The closed-loop claims checker that fixes its own mistakes
What it is: A workflow tool — refcheckr.pharmatools.ai — built by Nick Lamb PhD, CMPP, that runs a full medical claims verification cycle without breaking into separate manual steps.
Why it’s worth your time: Most AI-assisted claims checking stops at flagging. This one completes the loop: it verifies the claim, identifies what’s wrong, rewrites to fix it, re-verifies the rewrite, and checks ABPI compliance — all in sequence, powered by Perplexity for source retrieval and Anthropic for reasoning. For a health communications professional sitting with a 40-claim annotation grid, the difference between flagging and closing is significant. The ABPI compliance check in particular is doing work that currently lives entirely in the reviewer’s head.
How to use it:
Navigate to refcheckr.pharmatools.ai and paste the claim text alongside the source reference. The tool runs the verify → detect → rewrite → re-verify → ABPI check chain automatically. Review the output — the rewritten claim and the compliance reasoning — before passing to MLR.
Watch out for: The tool reasons against ABPI standards as coded into its prompts; treat its compliance output as a first-pass screen, not a definitive ruling — MLR remains the authority.
Workflow
TRIGGER: Promotional materials draft received from agency for client review
STEP 1: Extract claims — copy individual claims from Word or PowerPoint into a working list
STEP 2: Retrieve source documents — locate references in Veeva Vault or SharePoint; have PDFs ready
STEP 3: Refcheckr (the featured tool) — paste claim + reference text; tool verifies, rewrites if needed, flags ABPI issues
STEP 4: Human review — medical writer reviews rewritten claims and compliance flags before MLR submission
OUTPUT: Annotated claims list with verified wording, ready for MLR cycle
What it is: An open-source tool — Redacta (github.com/nhsengland/redacta) — that strips patient-identifiable information from medical documents before they go anywhere near an AI system.
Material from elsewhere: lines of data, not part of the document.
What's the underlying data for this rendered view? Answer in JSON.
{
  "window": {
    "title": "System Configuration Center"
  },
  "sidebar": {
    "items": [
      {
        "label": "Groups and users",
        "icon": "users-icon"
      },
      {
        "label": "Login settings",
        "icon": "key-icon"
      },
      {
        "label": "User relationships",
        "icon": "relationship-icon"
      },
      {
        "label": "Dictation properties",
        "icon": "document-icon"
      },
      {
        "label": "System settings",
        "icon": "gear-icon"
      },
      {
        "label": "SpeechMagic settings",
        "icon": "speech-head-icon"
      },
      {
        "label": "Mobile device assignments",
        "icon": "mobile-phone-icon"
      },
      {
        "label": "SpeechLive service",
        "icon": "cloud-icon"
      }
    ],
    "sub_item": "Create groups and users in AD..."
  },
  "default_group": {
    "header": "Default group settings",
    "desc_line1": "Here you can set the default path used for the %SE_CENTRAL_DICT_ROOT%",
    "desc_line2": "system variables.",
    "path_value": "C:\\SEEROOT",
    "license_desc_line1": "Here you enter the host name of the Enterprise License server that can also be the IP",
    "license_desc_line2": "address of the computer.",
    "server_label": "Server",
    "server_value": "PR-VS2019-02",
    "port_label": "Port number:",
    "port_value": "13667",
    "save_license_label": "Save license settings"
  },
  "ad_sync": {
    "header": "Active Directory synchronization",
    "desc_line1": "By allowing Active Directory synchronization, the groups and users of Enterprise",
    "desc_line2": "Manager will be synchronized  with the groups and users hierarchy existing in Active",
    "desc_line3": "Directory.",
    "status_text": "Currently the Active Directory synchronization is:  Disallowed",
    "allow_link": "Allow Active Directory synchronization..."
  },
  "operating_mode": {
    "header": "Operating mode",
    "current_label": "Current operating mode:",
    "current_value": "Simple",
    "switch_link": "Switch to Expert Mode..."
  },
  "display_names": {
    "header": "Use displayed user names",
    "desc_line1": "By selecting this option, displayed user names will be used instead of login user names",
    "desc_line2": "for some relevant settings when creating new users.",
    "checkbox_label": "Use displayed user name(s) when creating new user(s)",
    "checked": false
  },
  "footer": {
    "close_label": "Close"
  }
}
Why it’s worth your time: The gap between “we use AI responsibly” and “we actually do” often comes down to whether someone remembered to remove the patient details before pasting into Claude. Redacta closes that gap systematically: it uses pattern-matching for NHS numbers, National Insurance numbers, and postcodes, plus agent-level reasoning for names and addresses that don’t follow predictable formats. With 800+ installs and an MIT-0 licence, it is ready to use without procurement conversations. For agencies working on patient case studies, chart reviews, or any real-world evidence material, this removes a category of risk that currently depends on individual vigilance.
How to use it:
Install via the instructions in the GitHub repo (no sign-up, no vendor relationship). Run any document through Redacta before pasting content into any AI tool. Review the pseudonymised output — check that names and indirect identifiers have been caught before proceeding.
Watch out for: Redacta reduces identifiability risk; it does not guarantee full anonymisation under UK GDPR — a data protection review remains appropriate for sensitive materials.